According to a court filing (embedded below) from "about April 2010 through in or about May 2011..." Harrison "made many false representations about his assets or businesses in order to trick potential investors into believing that he was worthy of their investment." In fact, the cook from Raleigh "had few assets and... was presenting a façade to investors."
Though he was not a trained chef, Harrison told people — particularly girlfriends and business partners — that he owned and operated a series of restaurants and nightclubs in North Carolina. He also told potential business partners he had "worked for or provided culinary, promotion, financial, or security services to a number of celebrities." He carried around a headshot of himself dressed in a pristine, monogramed chef's coat. He also claimed he was in the process of selling and co-producing a television show called "Cut" for the Food Network. The show was ostensibly a reality-type program about him and his jet set lifestyle.

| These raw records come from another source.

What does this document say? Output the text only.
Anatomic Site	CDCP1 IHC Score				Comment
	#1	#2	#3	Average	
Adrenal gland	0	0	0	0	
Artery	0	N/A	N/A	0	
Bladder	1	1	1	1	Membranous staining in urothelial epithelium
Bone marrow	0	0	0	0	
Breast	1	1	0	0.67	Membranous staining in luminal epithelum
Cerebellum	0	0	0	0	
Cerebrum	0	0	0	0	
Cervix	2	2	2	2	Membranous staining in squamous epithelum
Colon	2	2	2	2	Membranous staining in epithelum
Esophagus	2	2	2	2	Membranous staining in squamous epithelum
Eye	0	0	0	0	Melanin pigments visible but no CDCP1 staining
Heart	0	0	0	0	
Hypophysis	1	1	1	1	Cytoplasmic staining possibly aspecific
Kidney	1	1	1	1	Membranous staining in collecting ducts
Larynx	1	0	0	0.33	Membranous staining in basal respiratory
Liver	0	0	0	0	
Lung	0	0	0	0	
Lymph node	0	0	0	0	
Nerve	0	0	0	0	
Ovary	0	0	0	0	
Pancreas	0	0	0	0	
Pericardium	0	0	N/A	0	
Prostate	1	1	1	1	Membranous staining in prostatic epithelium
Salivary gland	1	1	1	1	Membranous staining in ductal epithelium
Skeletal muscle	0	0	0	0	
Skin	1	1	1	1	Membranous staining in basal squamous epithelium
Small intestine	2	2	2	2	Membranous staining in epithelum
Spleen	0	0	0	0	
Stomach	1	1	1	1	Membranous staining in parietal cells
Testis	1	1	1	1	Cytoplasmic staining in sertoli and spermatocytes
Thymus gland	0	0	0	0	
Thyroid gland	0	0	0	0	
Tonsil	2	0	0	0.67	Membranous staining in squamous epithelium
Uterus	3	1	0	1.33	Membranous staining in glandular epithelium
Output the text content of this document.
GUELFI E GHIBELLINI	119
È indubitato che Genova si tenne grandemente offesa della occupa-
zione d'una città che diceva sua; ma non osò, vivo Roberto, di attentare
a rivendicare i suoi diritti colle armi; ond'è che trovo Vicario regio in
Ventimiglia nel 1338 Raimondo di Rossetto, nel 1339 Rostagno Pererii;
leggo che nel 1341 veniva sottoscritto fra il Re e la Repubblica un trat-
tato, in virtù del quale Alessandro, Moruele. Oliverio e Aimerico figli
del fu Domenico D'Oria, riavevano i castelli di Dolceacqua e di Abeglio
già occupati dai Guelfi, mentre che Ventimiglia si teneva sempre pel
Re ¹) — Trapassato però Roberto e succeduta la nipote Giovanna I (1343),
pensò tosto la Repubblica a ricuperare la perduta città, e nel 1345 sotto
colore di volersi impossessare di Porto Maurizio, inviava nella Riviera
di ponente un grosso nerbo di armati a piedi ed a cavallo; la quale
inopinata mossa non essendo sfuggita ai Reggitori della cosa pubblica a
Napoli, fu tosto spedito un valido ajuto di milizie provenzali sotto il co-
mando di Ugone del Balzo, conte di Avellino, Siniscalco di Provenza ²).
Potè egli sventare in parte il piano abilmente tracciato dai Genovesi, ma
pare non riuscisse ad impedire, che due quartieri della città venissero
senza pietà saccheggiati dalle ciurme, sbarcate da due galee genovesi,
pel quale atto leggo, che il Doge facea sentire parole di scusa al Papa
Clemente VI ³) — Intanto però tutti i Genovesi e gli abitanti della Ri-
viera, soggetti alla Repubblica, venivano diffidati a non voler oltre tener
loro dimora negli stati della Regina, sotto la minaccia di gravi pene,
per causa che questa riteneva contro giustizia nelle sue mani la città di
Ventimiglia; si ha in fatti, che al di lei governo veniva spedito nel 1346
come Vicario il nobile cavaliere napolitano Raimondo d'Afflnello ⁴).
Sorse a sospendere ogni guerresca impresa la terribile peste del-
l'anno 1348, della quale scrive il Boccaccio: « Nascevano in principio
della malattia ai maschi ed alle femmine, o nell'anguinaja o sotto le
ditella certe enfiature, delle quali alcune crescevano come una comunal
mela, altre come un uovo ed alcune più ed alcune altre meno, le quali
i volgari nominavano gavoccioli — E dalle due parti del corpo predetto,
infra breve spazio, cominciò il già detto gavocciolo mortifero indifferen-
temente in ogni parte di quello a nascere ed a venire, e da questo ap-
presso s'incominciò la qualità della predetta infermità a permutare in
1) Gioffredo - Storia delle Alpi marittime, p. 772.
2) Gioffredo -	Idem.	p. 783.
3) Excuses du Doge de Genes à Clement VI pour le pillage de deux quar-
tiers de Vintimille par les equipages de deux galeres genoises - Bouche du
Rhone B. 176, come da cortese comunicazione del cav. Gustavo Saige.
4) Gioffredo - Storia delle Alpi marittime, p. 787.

In fact, there is little evidence Harrison was ever in touch with the Food Network.
It gets crazier: Harrison told potential investors he had "a personal net worth of millions of dollars." He apparently proved this to people by showing falsified documents and spreadsheets that listed him as the owner of a business called DFWM, which he said was a hedge fund; in fact, it was a corporate entity registered in North Caroline with no attached assets.
Harrison was arrested in Philadelphia last summer and charged with three counts of wire fraud; this week, he was sentenced to 20 months in jail as well as three years supervision. He was also required to pay over $40,000 for defrauding two investors who sued. He apparently paid the money on the spot.
According to the initial filing, at least two men gave Harrison $20,000 each as an investment for a completely made up software Harrison called "Capture," which, allegedly prevented cellphones from dropping calls. He told his investors he had sold the technology to "a prominent New York financier for over six billion dollars." The FBI began tracking Harrison in 2009 after his name began appearing in civil complaints in cities and states across the South.